Doch ausgehend von diesen Problemfeldern, den gegenwärtigen Zustand der Republik, ihre weitere Rechtsentwicklung systematisch auszuleuchten, leistet der Band leider nicht.

Fortschreitend intellektueller Verfall der SPD

Weißbeckers Jenaer Kollege, der Konservatismus-Experte Ludwig Elm, erinnert in seinem instruktiven Beitrag, woran nicht oft genug erinnert werden kann: »der konstitutive Mangel der deutschen Bourgeoisie an echtem Republikanismus ist ihren Parteien und Politikern, deren Reden und Handeln sowie den Medien bis heute anzumerken; die Katzbuckelei vor Aristokratie und Monarchismus ist ihnen seit der Niederlage von 1848/49 ebenso angeboren wie die Gegnerschaft zu Sozialismus, Pazifismus und Antifaschismus.« Elm benennt zudem den fortschreitenden intellektuellen Verfall der SPD, die einst noch wusste, was Antifaschismus bedeutete, und diagnostiziert ernüchtert, »dass Linke substanziell und sprachlich dem unablässigen Druck und der stofflichen Masse herrschender Auslegungen der jüngeren Vergangenheit mangels eigener Kompetenz und Perspektive nachgeben«. Geradezu erratisch, so als hätte er sich in den Sammelband verirrt, nimmt sich der Beitrag von Mario Keßler aus. Die Beschäftigung mit dem Leben des Historikers Wolfgang Ruge, dessen Forschungsschwerpunkt die Weimarer Republik abgab, gerät zum eher ärgerlichen Nachdenken über die DDR-Geschichtswissenschaft und trägt zum Gegenstand kaum etwas bei.

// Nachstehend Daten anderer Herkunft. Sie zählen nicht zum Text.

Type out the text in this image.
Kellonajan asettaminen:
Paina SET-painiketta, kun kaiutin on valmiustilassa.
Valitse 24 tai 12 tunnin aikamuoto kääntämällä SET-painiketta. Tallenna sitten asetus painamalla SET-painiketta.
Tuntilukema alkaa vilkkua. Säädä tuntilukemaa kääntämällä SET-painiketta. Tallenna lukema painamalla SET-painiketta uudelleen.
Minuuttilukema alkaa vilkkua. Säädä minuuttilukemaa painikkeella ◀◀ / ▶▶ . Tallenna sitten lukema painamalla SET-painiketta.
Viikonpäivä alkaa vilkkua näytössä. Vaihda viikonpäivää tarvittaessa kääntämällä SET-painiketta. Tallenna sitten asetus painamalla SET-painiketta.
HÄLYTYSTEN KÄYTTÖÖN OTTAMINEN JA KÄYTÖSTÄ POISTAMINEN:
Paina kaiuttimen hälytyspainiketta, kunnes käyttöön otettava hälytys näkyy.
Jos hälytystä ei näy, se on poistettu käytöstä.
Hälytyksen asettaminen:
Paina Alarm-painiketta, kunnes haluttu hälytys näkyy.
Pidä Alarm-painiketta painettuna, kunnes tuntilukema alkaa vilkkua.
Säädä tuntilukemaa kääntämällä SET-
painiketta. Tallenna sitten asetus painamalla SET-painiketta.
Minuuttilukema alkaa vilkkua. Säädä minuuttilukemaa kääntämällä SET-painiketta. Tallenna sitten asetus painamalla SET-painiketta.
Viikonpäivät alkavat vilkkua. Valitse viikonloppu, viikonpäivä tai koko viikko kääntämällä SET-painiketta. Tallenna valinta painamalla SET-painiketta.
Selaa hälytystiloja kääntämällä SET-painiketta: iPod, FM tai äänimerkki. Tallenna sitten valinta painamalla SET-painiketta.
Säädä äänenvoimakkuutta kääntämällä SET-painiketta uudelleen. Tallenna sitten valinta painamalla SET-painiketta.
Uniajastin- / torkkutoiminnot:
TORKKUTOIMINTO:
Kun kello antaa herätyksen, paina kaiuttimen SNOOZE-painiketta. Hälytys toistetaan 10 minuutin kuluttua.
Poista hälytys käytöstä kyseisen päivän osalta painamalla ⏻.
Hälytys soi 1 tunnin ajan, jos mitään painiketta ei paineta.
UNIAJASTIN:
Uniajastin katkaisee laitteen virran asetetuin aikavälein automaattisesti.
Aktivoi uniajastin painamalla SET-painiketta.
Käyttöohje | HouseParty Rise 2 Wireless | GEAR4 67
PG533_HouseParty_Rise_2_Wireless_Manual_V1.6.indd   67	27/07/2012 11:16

Fabian Virchow skizziert auf wenigen Seiten die lange und ununterbrochene Geschichte des rechten Terrors von der Weimarer Zeit über die alte Bundesrepublik bis heute, Gerd Wiegel illustriert die »Geschichtspolitik der AfD«. Der Mangel des Buchs besteht nicht in den einzelnen Beiträgen, die wenigstens zum Teil und je für sich genommen überzeugen können. Es ist vielmehr ein fehlendes zusammenhängendes Konzept, das dem Sammelband hätte Kontur verleihen können: der systematisch angelegte Vergleich zwischen Gestern und Heute, um besser verstehen zu können, was da noch dräut.